Real-robot replay buffer collection

Prioritise trajectory quality. If the success rate is low, relax success_hold_steps or set a more tolerant target_ee_pose.
After collection, load the buffer with TrajectoryReplayBuffer.load() to verify the trajectory count before launching training.
To append additional demonstrations, re-run the script pointing to the same demos directory. With auto_save=True, the buffer writes incrementally without overwriting existing trajectories.

Visualization Tools#

After collection, you can inspect both output formats directly from the saved artifacts under logs/{timestamp}/.

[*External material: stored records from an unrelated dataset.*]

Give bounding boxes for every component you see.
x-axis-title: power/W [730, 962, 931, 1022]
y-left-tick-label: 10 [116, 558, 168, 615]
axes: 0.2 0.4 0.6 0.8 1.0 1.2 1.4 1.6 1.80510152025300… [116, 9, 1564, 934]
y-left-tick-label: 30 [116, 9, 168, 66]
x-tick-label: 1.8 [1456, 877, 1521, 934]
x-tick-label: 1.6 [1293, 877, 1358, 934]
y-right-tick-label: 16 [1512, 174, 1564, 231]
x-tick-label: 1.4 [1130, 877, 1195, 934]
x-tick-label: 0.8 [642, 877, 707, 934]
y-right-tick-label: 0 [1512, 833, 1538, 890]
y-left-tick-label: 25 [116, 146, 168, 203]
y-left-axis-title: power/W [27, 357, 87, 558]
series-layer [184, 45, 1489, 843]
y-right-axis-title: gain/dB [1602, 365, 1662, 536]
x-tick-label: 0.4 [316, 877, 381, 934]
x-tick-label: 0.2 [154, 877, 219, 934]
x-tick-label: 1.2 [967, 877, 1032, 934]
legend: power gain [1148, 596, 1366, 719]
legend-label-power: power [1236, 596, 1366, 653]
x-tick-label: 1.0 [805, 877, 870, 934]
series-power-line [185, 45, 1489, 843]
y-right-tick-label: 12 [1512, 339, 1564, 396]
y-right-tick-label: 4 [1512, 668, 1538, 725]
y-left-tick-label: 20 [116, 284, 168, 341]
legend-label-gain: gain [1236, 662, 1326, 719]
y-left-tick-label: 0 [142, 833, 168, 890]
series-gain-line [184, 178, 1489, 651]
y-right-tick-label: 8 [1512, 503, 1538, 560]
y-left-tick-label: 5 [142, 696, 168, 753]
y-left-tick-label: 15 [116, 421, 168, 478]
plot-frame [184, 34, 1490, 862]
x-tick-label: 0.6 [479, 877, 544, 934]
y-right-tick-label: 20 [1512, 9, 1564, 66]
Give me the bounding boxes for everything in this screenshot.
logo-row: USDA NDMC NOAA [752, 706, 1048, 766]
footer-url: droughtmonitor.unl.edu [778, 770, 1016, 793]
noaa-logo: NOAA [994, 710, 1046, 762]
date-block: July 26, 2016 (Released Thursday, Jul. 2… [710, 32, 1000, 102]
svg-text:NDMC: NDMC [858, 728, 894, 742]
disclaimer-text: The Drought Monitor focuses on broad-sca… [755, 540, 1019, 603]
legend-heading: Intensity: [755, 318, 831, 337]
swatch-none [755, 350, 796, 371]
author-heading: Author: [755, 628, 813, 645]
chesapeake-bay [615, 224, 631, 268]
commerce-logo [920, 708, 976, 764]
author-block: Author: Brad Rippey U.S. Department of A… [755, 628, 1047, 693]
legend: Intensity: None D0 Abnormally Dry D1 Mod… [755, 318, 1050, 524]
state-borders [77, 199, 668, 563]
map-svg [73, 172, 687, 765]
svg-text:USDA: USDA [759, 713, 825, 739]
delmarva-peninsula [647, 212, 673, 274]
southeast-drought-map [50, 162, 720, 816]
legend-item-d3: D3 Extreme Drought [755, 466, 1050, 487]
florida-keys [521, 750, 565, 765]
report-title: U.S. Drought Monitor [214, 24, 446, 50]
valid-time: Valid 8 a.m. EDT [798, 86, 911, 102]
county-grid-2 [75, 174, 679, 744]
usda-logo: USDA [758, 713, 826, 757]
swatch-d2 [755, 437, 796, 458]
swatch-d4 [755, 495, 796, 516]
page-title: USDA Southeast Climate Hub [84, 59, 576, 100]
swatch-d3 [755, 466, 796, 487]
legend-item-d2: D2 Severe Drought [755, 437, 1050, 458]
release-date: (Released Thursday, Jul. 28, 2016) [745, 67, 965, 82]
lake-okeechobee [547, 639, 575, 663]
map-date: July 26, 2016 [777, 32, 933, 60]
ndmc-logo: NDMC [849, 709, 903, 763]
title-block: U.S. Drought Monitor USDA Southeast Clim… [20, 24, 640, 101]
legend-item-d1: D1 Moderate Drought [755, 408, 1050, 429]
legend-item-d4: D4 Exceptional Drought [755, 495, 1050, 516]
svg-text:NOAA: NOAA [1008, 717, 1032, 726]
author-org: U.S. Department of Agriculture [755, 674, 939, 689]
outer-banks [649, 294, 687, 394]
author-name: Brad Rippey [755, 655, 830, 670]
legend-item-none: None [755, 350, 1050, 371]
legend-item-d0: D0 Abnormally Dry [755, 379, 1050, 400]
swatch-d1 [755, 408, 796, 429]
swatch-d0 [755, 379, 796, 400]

Replay buffer trajectories

Use the existing replay-buffer visualizer to inspect trajectories in logs/{timestamp}/demos/:

python toolkits/replay_buffer/visualize.py \
    --replay_dir logs/{timestamp}/demos

LeRobot datasets

Use toolkits/lerobot/visualize_lerobot_dataset.py to expand a LeRobot dataset into per-episode folders containing .jpg images and .txt step metadata:

python toolkits/lerobot/visualize_lerobot_dataset.py \
    --dataset-path logs/{timestamp}/collected_data \
    --output-dir logs/{timestamp}/collected_data_visualized

The tool reads meta/info.json plus each episode_*.parquet file, then creates output like episode_000000/step_000003_image.jpg and episode_000000/step_000003.txt for quick inspection.